The distributors may well be correct in their commercial judgment about how films will travel, but Hollywood has persevered and sold us dross. Perhaps European distributors could be more adventurous?

(As of 3 August, I have been unable to confirm that Katyn has got a UK distributor, so the statement above should be ignored until further notice.)

Going domestic in East Asia

In the week that Pirates of the Caribbean opened to record business on 17,500 screens in 102 territories, it’s worth noting that it isn’t all going Hollywood’s way. In 2006, Japan and China joined India and South Korea as major territories in which the domestic film industry managed to achieve 50% of domestic box office.

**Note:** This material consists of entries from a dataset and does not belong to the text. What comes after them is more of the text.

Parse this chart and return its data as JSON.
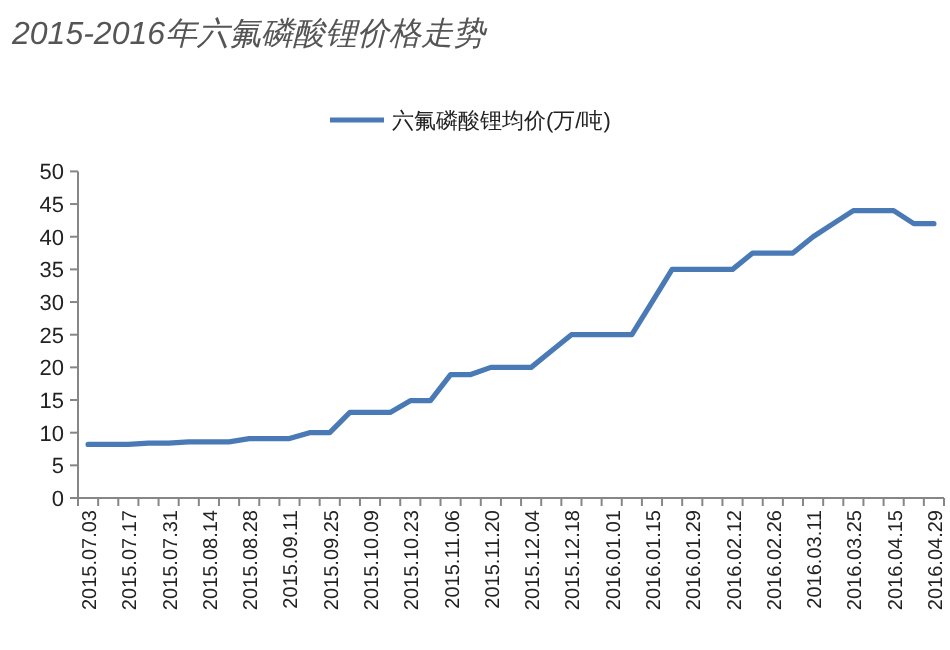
{
  "chart_data": {
    "type": "line",
    "title": "2015-2016年六氟磷酸锂价格走势",
    "categories": [
      "2015.07.03",
      null,
      "2015.07.17",
      null,
      "2015.07.31",
      null,
      "2015.08.14",
      null,
      "2015.08.28",
      null,
      "2015.09.11",
      null,
      "2015.09.25",
      null,
      "2015.10.09",
      null,
      "2015.10.23",
      null,
      "2015.11.06",
      null,
      "2015.11.20",
      null,
      "2015.12.04",
      null,
      "2015.12.18",
      null,
      "2016.01.01",
      null,
      "2016.01.15",
      null,
      "2016.01.29",
      null,
      "2016.02.12",
      null,
      "2016.02.26",
      null,
      "2016.03.11",
      null,
      "2016.03.25",
      null,
      "2016.04.15",
      null,
      "2016.04.29"
    ],
    "series": [
      {
        "name": "六氟磷酸锂均价(万/吨)",
        "color": "#4a7ab5",
        "values": [
          8.2,
          8.2,
          8.2,
          8.4,
          8.4,
          8.6,
          8.6,
          8.6,
          9.1,
          9.1,
          9.1,
          10,
          10,
          13.1,
          13.1,
          13.1,
          14.9,
          14.9,
          18.9,
          18.9,
          20,
          20,
          20,
          22.5,
          25,
          25,
          25,
          25,
          30,
          35,
          35,
          35,
          35,
          37.5,
          37.5,
          37.5,
          40,
          42,
          44,
          44,
          44,
          42,
          42
        ]
      }
    ],
    "ylim": [
      0,
      50
    ],
    "yticks": [
      0,
      5,
      10,
      15,
      20,
      25,
      30,
      35,
      40,
      45,
      50
    ],
    "grid": false,
    "legend": "top",
    "marker": "none",
    "line_style": "solid"
  }
}
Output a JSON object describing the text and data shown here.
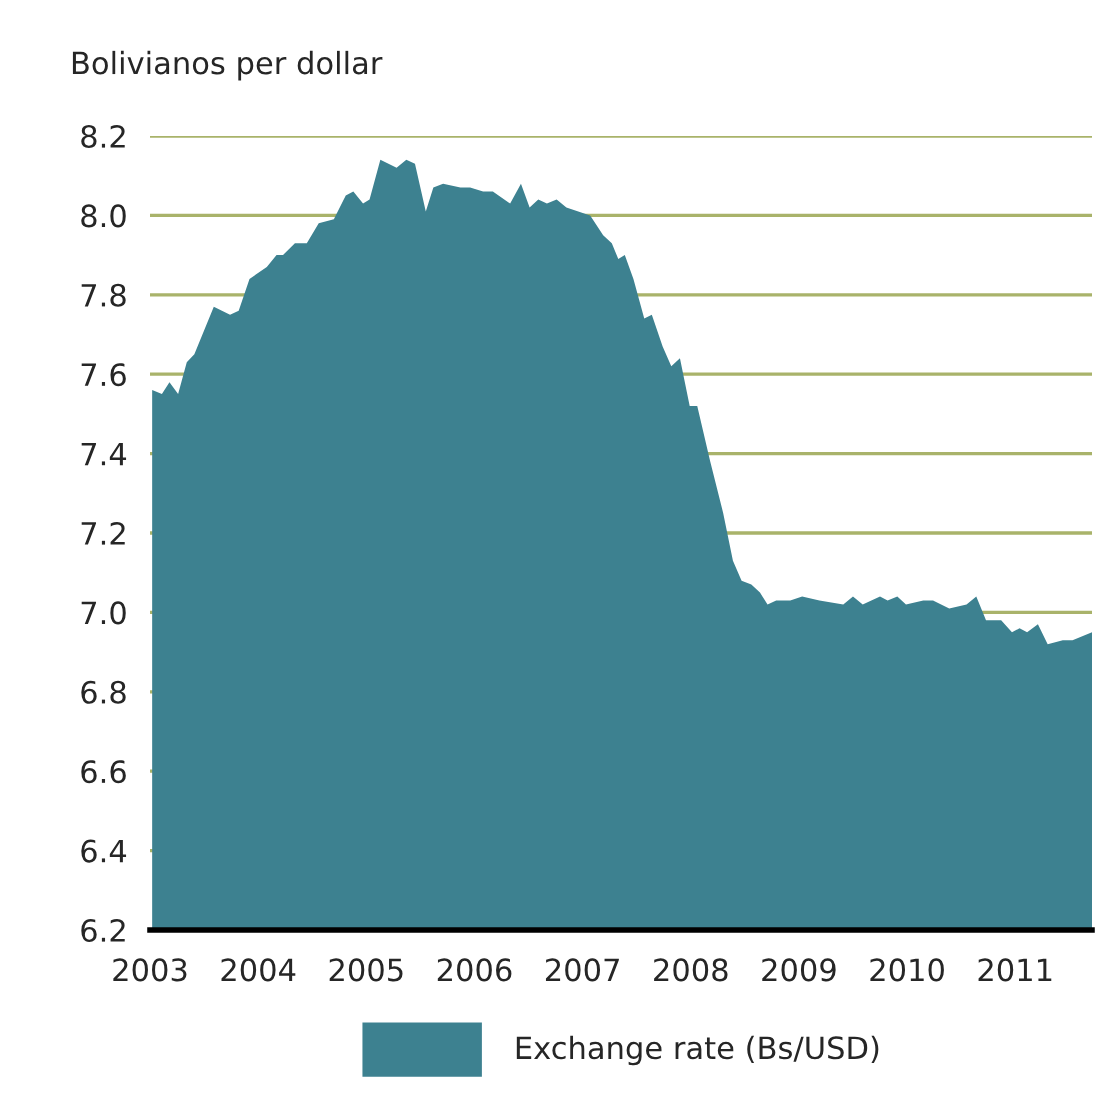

If you want to know what kinds of films these industries are producing, a good starting point is Leung Wing-Fai’s review of the 2007 Far East Film Festival in Udine, which we are honoured to present on the in the picture website. Fai wasn’t that impressed with what was on offer, but “telling it like it is” is part of her style. What’s clear is that these industries function much like other commercial industries and we need to keep track of the range of their ouputs.

2007 looks like a good year for Hollywood, but it is increasingly looking towards East Asian markets — the Pirates franchise brought in Hong Kong superstar Chow Yun-fat for the latest instalment. The latest MPAA figures suggest that Hollywood’s share of the global market has been falling. Partly this is because some territories are growing fast (e.g. Russia) and partly because the difficulties of collecting box office figures in many territories have led to an underestimation of some national totals. In 2006, MPAA quotes a global market for cinema of $25.8 billion with US on $9.49 billion and East Asia on $6.32 billion (an increase of 15% over 2005-6).